Back in college, he bet and after graduation married another student, Josephine Mills. They lived for a time in Burlington, where James studied law in the office of a leading lawyer there. During this time Leila was born. After completing his law course, Josephine with baby Leila remained with her parents, in Mt. Pleasant, while James built a new home in western Iowa, a new country, but promising. What later was called the C B & Q RR was being built through southern Iowa, and a number of Burlington and Mt. Pleasant young people were planning to settle in Red Oak. James went out with team and wagon to investigate. He found the prospects for a lawyer, who would combine Real Estate with law problems incident to the settling of a new country very promising. So he purchased a half block between 7th and 8th St. on Reed, in R.O., and hauled material from Council Bluffs for a house. It was a long haul, for there were few bridges, and many ‘detours’. The roads wound over the lovely prairies, flower strewn, scarcely a tree in sight, and nothing to hide the view for miles and miles. Plenty of time to dream of the little home for the lovely “Josie” and baby girl, over on the Red Oak hill.
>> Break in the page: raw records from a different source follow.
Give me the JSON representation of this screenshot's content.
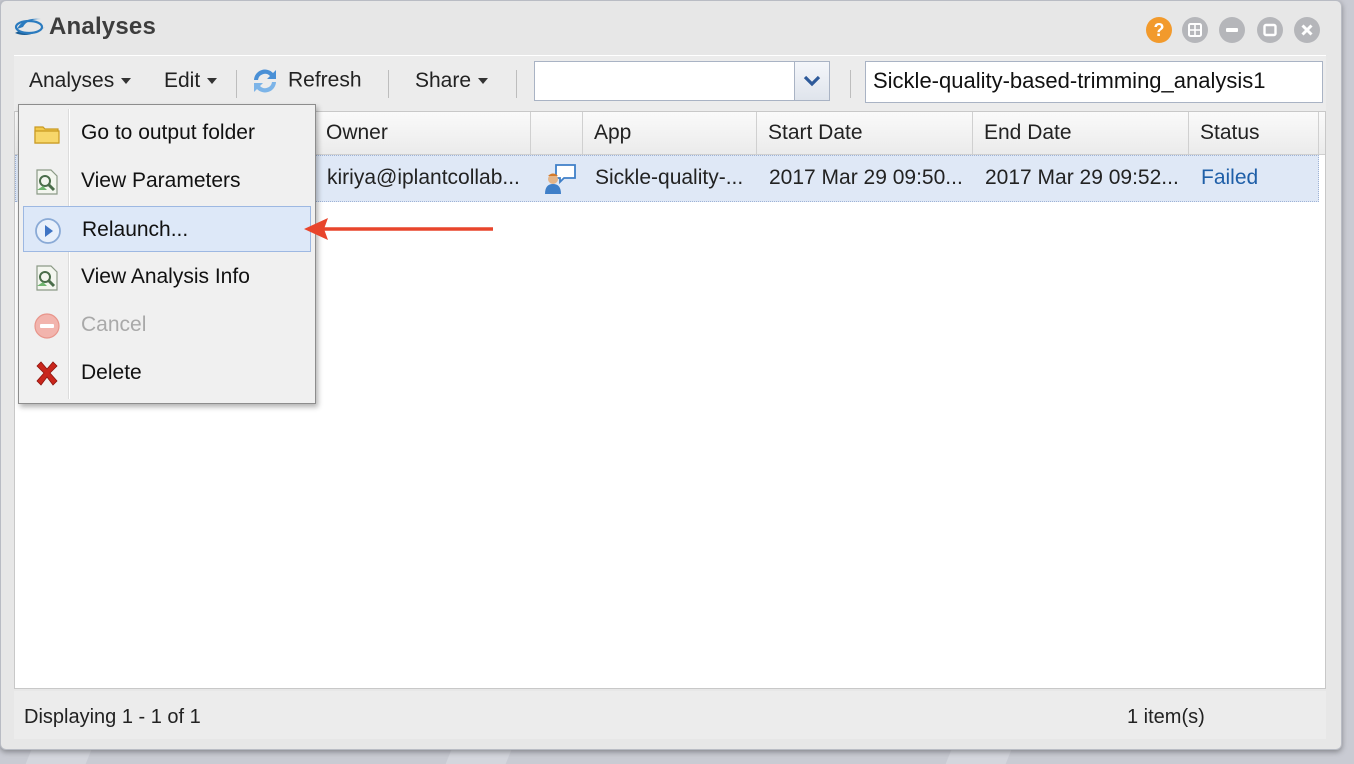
{
  "window": {
    "title": "Analyses",
    "help_label": "?"
  },
  "toolbar": {
    "analyses_label": "Analyses",
    "edit_label": "Edit",
    "refresh_label": "Refresh",
    "share_label": "Share",
    "combo_value": "",
    "search_value": "Sickle-quality-based-trimming_analysis1"
  },
  "grid": {
    "columns": [
      "Owner",
      "",
      "App",
      "Start Date",
      "End Date",
      "Status"
    ],
    "rows": [
      {
        "owner": "kiriya@iplantcollab...",
        "app": "Sickle-quality-...",
        "start_date": "2017 Mar 29 09:50...",
        "end_date": "2017 Mar 29 09:52...",
        "status": "Failed"
      }
    ]
  },
  "context_menu": {
    "items": [
      {
        "label": "Go to output folder",
        "icon": "folder-icon",
        "enabled": true
      },
      {
        "label": "View Parameters",
        "icon": "view-params-icon",
        "enabled": true
      },
      {
        "label": "Relaunch...",
        "icon": "relaunch-icon",
        "enabled": true,
        "highlighted": true
      },
      {
        "label": "View Analysis Info",
        "icon": "info-icon",
        "enabled": true
      },
      {
        "label": "Cancel",
        "icon": "cancel-icon",
        "enabled": false
      },
      {
        "label": "Delete",
        "icon": "delete-icon",
        "enabled": true
      }
    ]
  },
  "statusbar": {
    "displaying": "Displaying 1 - 1 of 1",
    "count": "1 item(s)"
  },
  "colors": {
    "status_failed": "#1f5fa8",
    "annotation_arrow": "#e8452c",
    "row_selected": "#dfe8f6",
    "help_button": "#f29a2c"
  }
}
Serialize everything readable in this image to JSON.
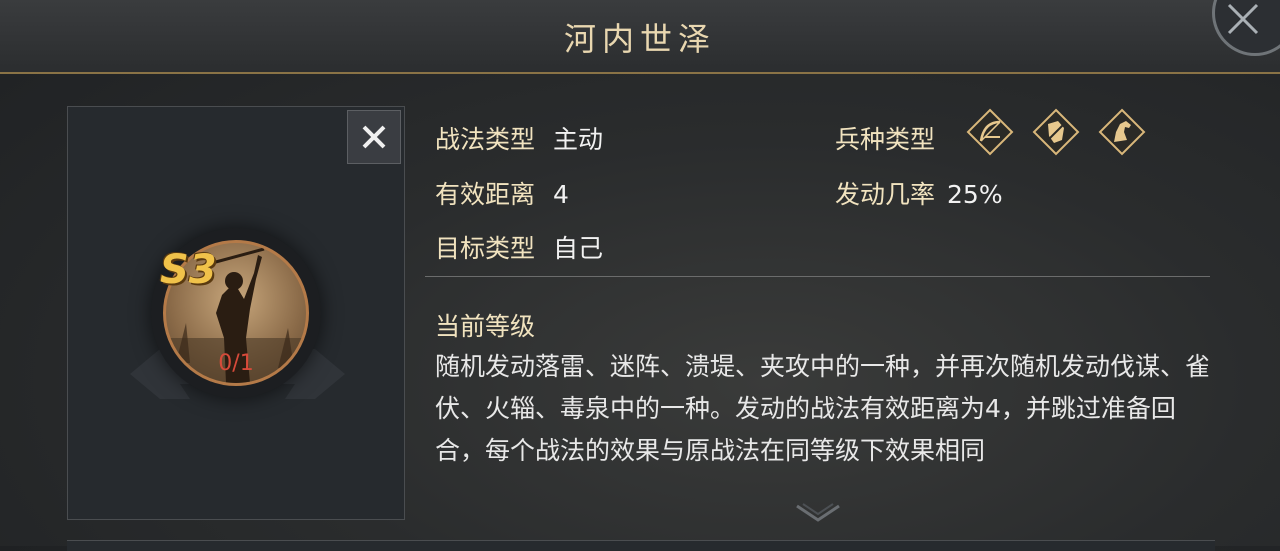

In November, 1868 Josie and Leila came out from Mt. Pleasant. The railroad had been completed half way across the state, and the latter part of the journey was by stage coach. All the Red Oak people were young folks like themselves. James’ law and real estate business prospered. Six children, 5 girls and a boy, came to the little house on the hill at 7th and Reed streets. They all attended Lincoln School, graduated from high school and then went to college. After graduating from Iowa State Teachers College, Leila taught in the Atlantic HS. There she met and in 1892 married a young physician, Louis A. Thomas. They moved to Anthon, Iowa, where on Feb. 23, 1894 James Emmert was born. In 1897 they came to Red Oak, where they have since resided.

Your father can best give you the rest of your autobiography.

Now for a little of your great grandmother Gregg’s background. Josephine Mills was born in Chillicothe Ohio in 1845 to Levi Mills and Mary Booth, whose parents came from Mass. Levi Mills and family came from Ohio in a “moving wagon” to the northern part of Iowa. Finding the country there very undeveloped, they moved (again by wagon) to Mt. Pleasant, that the daughters might have the advantage of the schools there and Iowa Wesleyan College. Levi was a carpenter and cabinet maker. In later years he bought a grocery store which he ran until his retirement. Josephine, after her graduation from Iowa Wesleyan, married James Bonar Gregg, with whom she went to Red Oak in 1868, where they both resided until their deaths.